SANIKLARIN SÖZLERİ İDDİANAMEDE YER ALDI
Şüpheli Okan Özkurt’un jandarma tarafından alınan tabirinde, “Yayılmakta olan mandalarımız toplamak için Kısırkaya Mahallesi kum ocağı mevkiine gittim. Bu esnada tek başımaydım. Mandalarımı topladım. Kısırkaya’da bulunan ahırıma giderken yolun kenarında bir pikap park etmiş duruyordu. Ali İstek Biberoğlu aracın gerisinden bana, ‘Lan mal kimsin?’ diyerek elinde bulunan bıçakla saldırdı. Bu esnada atın üzerindeydim. Salladığı bıçak kalbime geldi ve battı. Can havliyle kendimi atan aşağı attım ve yere düştüm. Düşerken bıçağı bana salladı. Yüzümü kesti. Kendimi bıçaktan korurken ellerimi, bedenimi kesti. Elindeki bıçaktan tuttum. Yerde boğuşurken bıçak ona da geldi. Ali İstek Biberoğlu bana saldırırken ne düşündü bilemiyorum. Arbede esnasında hiç konuşmadı. Sonra bir biçimde elinden kurtuldum. Bıçak daima onun elindeydi. Kendimi savundum mutlaka bıçaklamadım. Kardeşim Hülya’yı aradım. Yanıma gelerek beni araca bindirip hastaneye götürdü. Bu şahısla ilgili hiçbir hasımlığım yoktur. Kendisinin bana neden saldırdığını bilmiyorum” dediği belirtildi.
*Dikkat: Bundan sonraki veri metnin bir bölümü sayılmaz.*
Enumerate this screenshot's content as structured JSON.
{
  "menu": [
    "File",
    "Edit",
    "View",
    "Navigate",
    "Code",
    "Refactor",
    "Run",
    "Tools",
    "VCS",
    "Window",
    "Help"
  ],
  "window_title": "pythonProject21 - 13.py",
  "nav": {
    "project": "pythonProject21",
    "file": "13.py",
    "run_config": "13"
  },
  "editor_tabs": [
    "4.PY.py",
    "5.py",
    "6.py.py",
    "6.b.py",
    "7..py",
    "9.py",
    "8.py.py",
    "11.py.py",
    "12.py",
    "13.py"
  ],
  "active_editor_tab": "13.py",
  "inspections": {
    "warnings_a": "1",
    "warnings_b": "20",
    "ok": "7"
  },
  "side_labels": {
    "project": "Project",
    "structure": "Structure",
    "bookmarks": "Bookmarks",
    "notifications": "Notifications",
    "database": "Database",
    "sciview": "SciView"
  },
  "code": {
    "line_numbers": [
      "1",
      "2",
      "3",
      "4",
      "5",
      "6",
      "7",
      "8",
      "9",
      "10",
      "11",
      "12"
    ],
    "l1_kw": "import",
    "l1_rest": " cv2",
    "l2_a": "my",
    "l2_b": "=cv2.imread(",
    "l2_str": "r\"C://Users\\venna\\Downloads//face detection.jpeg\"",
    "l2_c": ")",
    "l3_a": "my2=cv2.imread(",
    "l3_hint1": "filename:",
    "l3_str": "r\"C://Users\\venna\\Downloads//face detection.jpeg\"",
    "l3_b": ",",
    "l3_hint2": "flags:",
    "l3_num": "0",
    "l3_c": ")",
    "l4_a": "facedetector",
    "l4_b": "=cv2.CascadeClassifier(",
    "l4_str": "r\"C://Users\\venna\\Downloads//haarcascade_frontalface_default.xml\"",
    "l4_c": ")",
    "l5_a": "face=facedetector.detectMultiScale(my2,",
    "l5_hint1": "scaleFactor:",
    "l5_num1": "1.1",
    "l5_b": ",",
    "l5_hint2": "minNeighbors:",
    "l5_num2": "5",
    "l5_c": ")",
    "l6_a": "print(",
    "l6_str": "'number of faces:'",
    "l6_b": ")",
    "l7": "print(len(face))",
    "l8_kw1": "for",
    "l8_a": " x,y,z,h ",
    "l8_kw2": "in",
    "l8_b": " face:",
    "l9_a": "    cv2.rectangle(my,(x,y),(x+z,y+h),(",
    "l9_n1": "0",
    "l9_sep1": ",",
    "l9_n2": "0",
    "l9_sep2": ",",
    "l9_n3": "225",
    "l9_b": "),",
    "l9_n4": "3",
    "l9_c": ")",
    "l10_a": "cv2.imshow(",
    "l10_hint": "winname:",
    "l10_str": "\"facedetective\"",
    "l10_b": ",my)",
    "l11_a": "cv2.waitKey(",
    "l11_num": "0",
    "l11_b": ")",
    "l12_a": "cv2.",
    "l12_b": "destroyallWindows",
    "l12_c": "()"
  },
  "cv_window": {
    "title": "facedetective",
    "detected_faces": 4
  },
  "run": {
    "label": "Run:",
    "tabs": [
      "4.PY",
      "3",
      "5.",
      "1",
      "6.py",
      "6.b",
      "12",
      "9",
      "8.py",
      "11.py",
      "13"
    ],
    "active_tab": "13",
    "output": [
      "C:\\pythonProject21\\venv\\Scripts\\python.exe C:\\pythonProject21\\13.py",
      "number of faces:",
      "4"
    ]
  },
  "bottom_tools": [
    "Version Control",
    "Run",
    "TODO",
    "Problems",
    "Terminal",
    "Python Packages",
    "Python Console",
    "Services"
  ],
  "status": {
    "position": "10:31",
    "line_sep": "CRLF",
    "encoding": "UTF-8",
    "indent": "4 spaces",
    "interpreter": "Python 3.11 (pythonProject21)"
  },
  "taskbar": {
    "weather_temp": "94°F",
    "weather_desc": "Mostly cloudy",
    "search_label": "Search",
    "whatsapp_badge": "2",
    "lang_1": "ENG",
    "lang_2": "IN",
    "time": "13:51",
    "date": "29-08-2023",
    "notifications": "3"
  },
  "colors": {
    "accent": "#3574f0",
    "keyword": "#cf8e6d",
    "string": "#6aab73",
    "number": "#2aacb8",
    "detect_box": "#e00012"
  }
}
Öbür sanıkların ise olayda rastgele bir formda yardım ve iştirakte bulunmadıklarını söyledikleri iddianamede yer aldı.
İDDİANAME
İstanbul Cumhuriyet Savcılığınca hazırlanan iddianamede, 25 Mart 2020 tarihinde saat 17.00 sıralarında Sarıyer Kısırkaya Mahallesinde Okan Özkurt ile Ali İstek Biberoğlu’nun tartışarak arbede ettikleri ve birbirlerine bıçakla saldırdıkları, kuşkulu Okan Özkurt’un kardeşleri Hülya Özkurt, Uğur Özkurt ve babası Yavuz Özkurt’un da hengameye karışarak maktul Biberoğlu’nu bıçakladıkları belirtildi. İddianamede, maktulün şahit Erşen Kuruhasan’ı arayıp orman yolunda olduğunu söyleyerek yardım istediği, şahit Erşen’in arkadaşı İsmail Kır’ı arayıp maktulün tanım ettiği yere gitmesini söylediği ve kendisinin de o an yanında bulunan Yunus Tural ile maktulün yanına yanlışsız yola çıktıkları lakin orman yoluna varmadan evvel şüpheliler Hülya ve Uğur’un araçlarıyla şahitlerin aracının önünü kestikleri kaydedildi. Şahitler İsmail ve Erşen’in maktulün tanım ettiği yere gittikleri, orada kuşkulu Yavuz Özkurt’un elinde bir sopayla bulunduğunun anlatıldığı iddianamede, şahit Erşen’in Ali İstek Biberoğlu’nu aracın içinde art koltukta kanlar içinde gördüğü, aracın biraz uzağında Okan Özkurt’u gördüğü, şahit Erşen’in yaralı Ali Rıza’ya ne olduğunu sorduğu, Ali Rıza’nın “Yavuz ve çocukları bana saldırdılar” dediği anlatıldı. Sanık Hülya Özkurt’un balta ile şahit Erşen Kuruhasan’a saldırdığı, sanıkların şahit Erşen’in “Hastaneye gidelim adam ölüyor” diye bağırdığı, fakat sanık Yavuz Özkurt’un “Bırak ölsün” dediği de öne sürüldü. Daha sonra şahidin maktül Ali Rıza’yı kucaklayıp otomobile koyarak ambulansa götürüp durumu jandarmaya haber verdiği anlatıldı. Sanıklardan Okan Özkurt hakkında “Kasten öldürme”, öteki sanıklar hakkında ise “İştiraken taammüden öldürme” hatasından müebbet mahpus cezası talep edildi.